もちろん、役場のシステムは民間サイトほど身軽じゃないし、内部ルールや業者との契約も絡む。
「はい今日からhttpsにします」というわけにはいかない事情も分かる。
それでも、全国を見渡すと、同規模どころかもっと小さな町でもSSL化済みの自治体サイトは珍しくない。
そう考えると、由良町が取り残されているように見えてしまうのが、ちょっともったいない。
他人事じゃない、という話
こういうのを見つけると、「和歌山の町だから」と距離を置きたくなるけど、実は他人事でもない。

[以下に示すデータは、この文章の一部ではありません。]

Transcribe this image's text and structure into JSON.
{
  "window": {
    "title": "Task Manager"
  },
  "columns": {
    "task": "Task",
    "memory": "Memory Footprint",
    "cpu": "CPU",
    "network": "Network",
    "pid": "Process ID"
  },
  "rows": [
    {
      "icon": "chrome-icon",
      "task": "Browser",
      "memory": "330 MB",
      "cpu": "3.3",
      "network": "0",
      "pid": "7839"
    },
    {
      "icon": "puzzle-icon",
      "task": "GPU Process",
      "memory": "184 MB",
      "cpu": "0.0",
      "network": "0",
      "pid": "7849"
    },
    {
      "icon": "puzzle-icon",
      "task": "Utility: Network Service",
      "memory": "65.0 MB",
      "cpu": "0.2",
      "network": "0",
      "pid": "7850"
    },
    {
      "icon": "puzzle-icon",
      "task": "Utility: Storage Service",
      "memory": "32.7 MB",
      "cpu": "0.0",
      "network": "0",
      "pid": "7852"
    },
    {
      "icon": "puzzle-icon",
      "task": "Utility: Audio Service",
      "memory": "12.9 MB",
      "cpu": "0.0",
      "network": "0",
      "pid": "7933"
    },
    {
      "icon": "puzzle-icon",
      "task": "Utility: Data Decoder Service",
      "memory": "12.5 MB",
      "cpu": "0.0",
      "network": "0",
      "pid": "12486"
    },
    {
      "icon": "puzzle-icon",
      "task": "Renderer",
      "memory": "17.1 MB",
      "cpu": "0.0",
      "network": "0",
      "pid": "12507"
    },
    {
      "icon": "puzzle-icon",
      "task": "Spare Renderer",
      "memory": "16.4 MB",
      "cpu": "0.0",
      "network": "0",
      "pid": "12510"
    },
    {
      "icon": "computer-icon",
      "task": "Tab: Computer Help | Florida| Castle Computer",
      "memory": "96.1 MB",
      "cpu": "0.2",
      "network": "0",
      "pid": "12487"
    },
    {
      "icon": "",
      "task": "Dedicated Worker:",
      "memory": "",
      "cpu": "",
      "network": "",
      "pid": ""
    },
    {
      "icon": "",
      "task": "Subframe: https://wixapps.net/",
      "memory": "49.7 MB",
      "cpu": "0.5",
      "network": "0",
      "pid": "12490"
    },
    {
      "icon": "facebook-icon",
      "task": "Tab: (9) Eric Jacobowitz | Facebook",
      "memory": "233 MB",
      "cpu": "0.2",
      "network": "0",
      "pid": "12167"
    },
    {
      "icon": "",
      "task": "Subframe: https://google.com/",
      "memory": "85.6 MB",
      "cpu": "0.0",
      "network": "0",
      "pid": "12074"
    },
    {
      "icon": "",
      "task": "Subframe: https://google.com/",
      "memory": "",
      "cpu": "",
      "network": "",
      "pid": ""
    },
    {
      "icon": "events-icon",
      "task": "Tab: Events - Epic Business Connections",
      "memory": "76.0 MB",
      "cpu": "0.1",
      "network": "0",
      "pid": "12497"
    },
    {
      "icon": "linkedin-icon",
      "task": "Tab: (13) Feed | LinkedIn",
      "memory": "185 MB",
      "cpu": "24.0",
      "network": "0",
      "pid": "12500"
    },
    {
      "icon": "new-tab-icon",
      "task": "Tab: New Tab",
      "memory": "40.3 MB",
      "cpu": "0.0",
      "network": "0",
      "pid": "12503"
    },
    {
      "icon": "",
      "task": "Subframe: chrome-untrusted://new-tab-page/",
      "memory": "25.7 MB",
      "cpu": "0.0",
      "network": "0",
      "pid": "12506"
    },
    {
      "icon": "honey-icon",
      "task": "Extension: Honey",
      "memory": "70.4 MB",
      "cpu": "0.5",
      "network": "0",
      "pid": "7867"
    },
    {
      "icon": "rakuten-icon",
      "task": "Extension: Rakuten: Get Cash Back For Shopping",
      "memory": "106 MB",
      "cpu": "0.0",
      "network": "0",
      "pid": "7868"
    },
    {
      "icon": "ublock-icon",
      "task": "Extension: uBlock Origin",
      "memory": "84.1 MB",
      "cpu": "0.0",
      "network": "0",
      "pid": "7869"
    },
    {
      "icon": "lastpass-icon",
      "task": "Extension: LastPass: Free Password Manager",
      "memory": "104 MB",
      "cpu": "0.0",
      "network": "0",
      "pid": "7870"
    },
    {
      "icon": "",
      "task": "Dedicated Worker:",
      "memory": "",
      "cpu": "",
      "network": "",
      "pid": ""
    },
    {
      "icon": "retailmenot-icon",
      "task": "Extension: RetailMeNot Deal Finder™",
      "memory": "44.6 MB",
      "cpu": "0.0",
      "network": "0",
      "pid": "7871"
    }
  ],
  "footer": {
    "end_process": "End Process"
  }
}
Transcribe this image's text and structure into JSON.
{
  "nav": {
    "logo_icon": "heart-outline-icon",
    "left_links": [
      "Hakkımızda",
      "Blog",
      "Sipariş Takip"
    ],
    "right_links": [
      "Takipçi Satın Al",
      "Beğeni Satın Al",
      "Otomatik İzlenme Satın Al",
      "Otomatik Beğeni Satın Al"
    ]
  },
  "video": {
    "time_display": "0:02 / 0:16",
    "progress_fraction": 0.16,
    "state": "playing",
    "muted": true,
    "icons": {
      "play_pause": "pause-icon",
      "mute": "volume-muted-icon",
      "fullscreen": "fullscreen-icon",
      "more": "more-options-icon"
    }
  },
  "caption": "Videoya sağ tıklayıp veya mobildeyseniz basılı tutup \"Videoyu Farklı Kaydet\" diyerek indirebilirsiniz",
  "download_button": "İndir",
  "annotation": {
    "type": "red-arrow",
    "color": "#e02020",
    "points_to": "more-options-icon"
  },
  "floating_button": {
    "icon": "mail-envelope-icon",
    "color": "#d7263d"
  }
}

自分が住んでいる地域だって、いつ同じ状態になるか分からない。
IT担当が一人異動しただけで、更新が止まる。
予算が削られて、後回しにされる。
地方あるある、役所あるある。
だからこそ、気づいた人が「ちょっと気になるな」と声に出すこと自体には意味があると思っている。
怒る必要もないし、叩く必要もない。
ただ「まだhttpなんやなあ」と、事実として書いておく。
それだけでも、いつか改善につながる可能性はゼロじゃない。
公式サイトは町の顔
由良町に限らず、自治体の公式サイトは、その町の顔みたいなもの。
役場の玄関
町の名刺
オンラインの窓口
そう考えると、通信が暗号化されていない状態で放置されているのは、やっぱり惜しい。
海もあって
自然もあって
人も穏やかそうで
魅力がありそうな町なのに、入口でつまずいている感じがする。
自虐っぽく言うなら、
「せっかくええ服着てるのに、靴が片方サンダル」
みたいな印象。
いや、言い過ぎかもしれんけど。
今後に期待したい
個人的には、由良町の公式サイトがhttps化される日を、ひそかに待っている。
大げさな改革じゃなくていい。
トップページが変わらなくてもいい。
URLの頭に、sが一文字増えるだけ。
それだけで、見え方も安心感も、ずいぶん変わる。
地方の町が、少しずつでも時代に追いついていく姿を見るのは、案外うれしいものだ。
また何か調べものをするとき、
https://www.town.yura.wakayama.jp/
になっていたら、
「お、やったやん」
と、画面の前で一人ニヤッとすると思う。
そんな日が、意外と近くに来ていることを、ちょっとだけ期待しつつ。